Le président. Voilà de la concision ! Cela, c'est du travail ! Monsieur Desbaillets, prenez exemple et la parole en même temps ! (Rires.)
M. René Desbaillets (L). Je serai très bref. Je me pose la question de savoir s'il y a un Genevois assez bête pour dire que, quand on a payé X millions pour faire aller le tram jusqu'au CERN, on ne va pas prolonger d'un kilomètre pour aller jusqu'à St-Genis. Donc, cette motion, il faut l'accepter et la renvoyer à qui de droit...
Une voix. Bravo !
M. René Desbaillets. ... pour étudier le prolongement du tram jusqu'à St-Genis. Il y aura un peu moins de queue à la douane, puisque les gens seront dans le tram ! (Quelques applaudissements.)
M. Michel Ducret (R). Je crois que, par rapport à certaines paroles qui ont été entendues dans cette enceinte récemment, il faut rappeler que le tram n'est pas qu'un gros bus, c'est aussi un système de transport particulièrement polyvalent, capacitif aussi; il a donc besoin d'être implanté dans des endroits où il y a de fortes demandes. C'est un système de transport qui permet une offre de desserte fine, par exemple dans l'hypercentre de la ville; c'est aussi un système qui peut devenir ce qu'on appelle un métro léger, c'est-à-dire pour peu qu'on lui en offre les moyens - un site propre, intégral, des voies réservées - et c'est encore un système de transport qui peut devenir un chemin de fer régional et qui va beaucoup plus loin que la zone urbaine, encore une fois à condition que la vitesse commerciale pouvant être pratiquée soit suffisante.
En l'occurrence, l'axe de Meyrin remplit ces conditions et c'est la raison pour laquelle les motionnaires pensent que la réflexion doit être poussée plus loin et qu'il faut absolument avoir maintenant la possibilité de prolonger vers la périphérie française, ne serait-ce que parce que la solution de «Park and Ride» de offerte actuellement du côté du CERN n'est pas satisfaisante et qu'elle n'est que provisoire.

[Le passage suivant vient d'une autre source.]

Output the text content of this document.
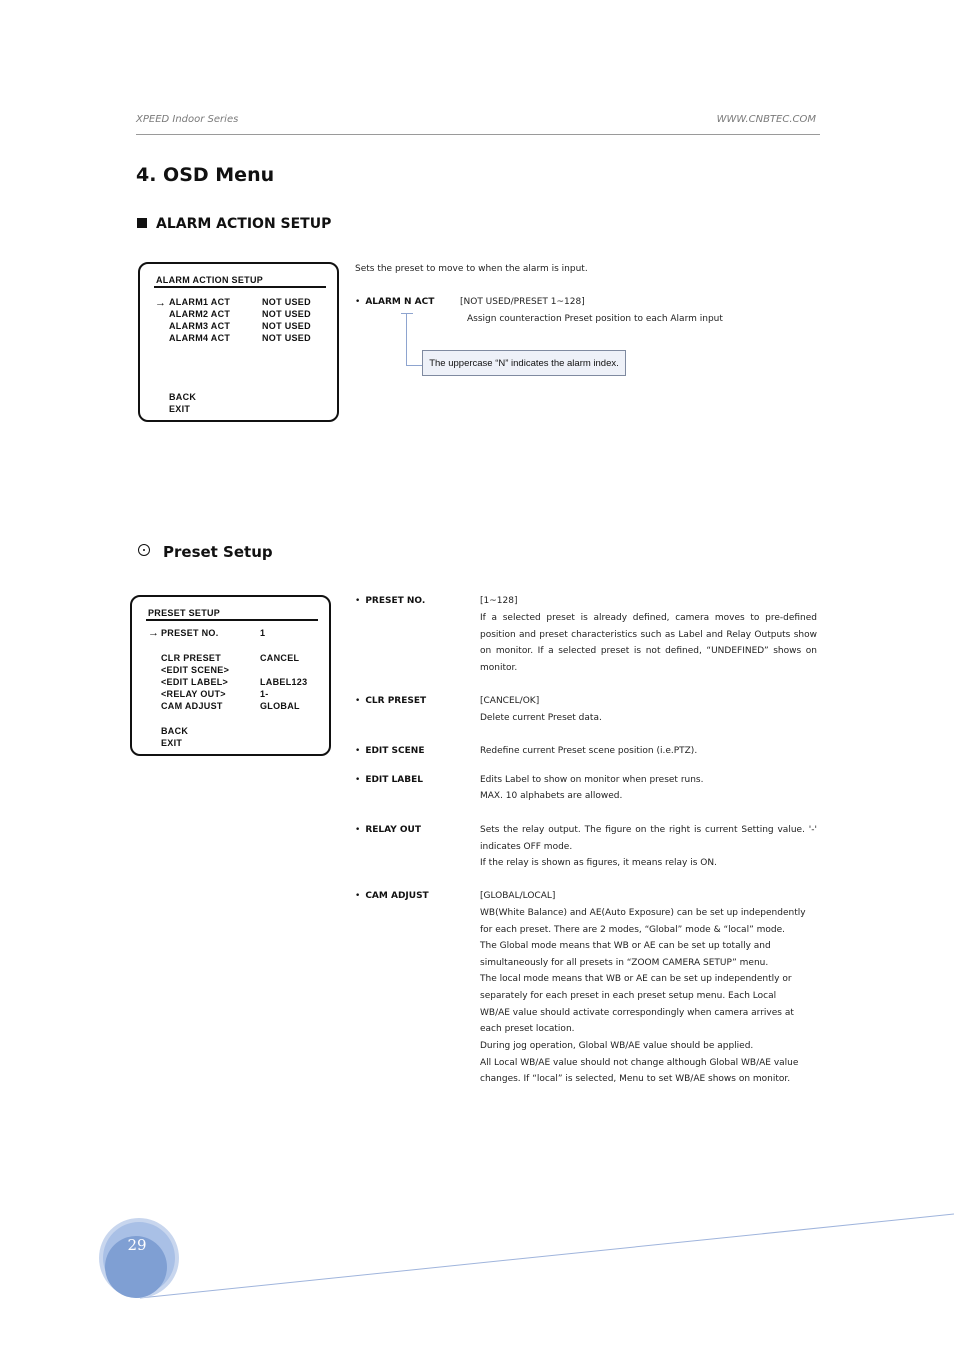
XPEED Indoor Series	WWW.CNBTEC.COM
4. OSD Menu
ALARM ACTION SETUP
ALARM ACTION SETUP
→ ALARM1 ACT	NOT USED
ALARM2 ACT	NOT USED
ALARM3 ACT	NOT USED
ALARM4 ACT	NOT USED
BACK
EXIT
Sets the preset to move to when the alarm is input.
• ALARM N ACT	[NOT USED/PRESET 1~128]
Assign counteraction Preset position to each Alarm input
The uppercase “N” indicates the alarm index.
Preset Setup
PRESET SETUP
→ PRESET NO.	1
CLR PRESET	CANCEL
<EDIT SCENE>
<EDIT LABEL>	LABEL123
<RELAY OUT>	1-
CAM ADJUST	GLOBAL
BACK
EXIT
• PRESET NO.	[1~128]
If a selected preset is already defined, camera moves to pre-defined position and preset characteristics such as Label and Relay Outputs show on monitor. If a selected preset is not defined, “UNDEFINED” shows on monitor.
• CLR PRESET	[CANCEL/OK]
Delete current Preset data.
• EDIT SCENE	Redefine current Preset scene position (i.e.PTZ).
• EDIT LABEL	Edits Label to show on monitor when preset runs.
MAX. 10 alphabets are allowed.
• RELAY OUT	Sets the relay output. The figure on the right is current Setting value. '-' indicates OFF mode.
If the relay is shown as figures, it means relay is ON.
• CAM ADJUST	[GLOBAL/LOCAL]
WB(White Balance) and AE(Auto Exposure) can be set up independently
for each preset. There are 2 modes, “Global” mode & “local” mode.
The Global mode means that WB or AE can be set up totally and
simultaneously for all presets in “ZOOM CAMERA SETUP” menu.
The local mode means that WB or AE can be set up independently or
separately for each preset in each preset setup menu. Each Local
WB/AE value should activate correspondingly when camera arrives at
each preset location.
During jog operation, Global WB/AE value should be applied.
All Local WB/AE value should not change although Global WB/AE value
changes. If “local” is selected, Menu to set WB/AE shows on monitor.
29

Cette motion doit donc être renvoyée au Conseil d'Etat, qui doit l'intégrer dans sa réflexion de manière beaucoup plus forte que ce n'est le cas actuellement. En tout cas, c'est l'impression que nous avons aujourd'hui.
M. Robert Cramer, conseiller d'Etat. Je tiens à vous dire ici deux choses. La première, c'est que, sur le fond, il me semble adéquat que cette motion soit renvoyée au Conseil d'Etat, elle va tout à fait dans le sens de nos réflexions. La deuxième est que, quand je dis qu'elle doit être renvoyée au Conseil d'Etat, je pense au titre de la motion, qui est: «Pour l'extension de la ligne de tram TCMC jusqu'à St-Genis et la construction d'un véritable P+R». En ce qui concerne les invites, je vous dis d'avance que le Conseil d'Etat ne pourra pas répondre à ces invites, rédigées comme elles le sont.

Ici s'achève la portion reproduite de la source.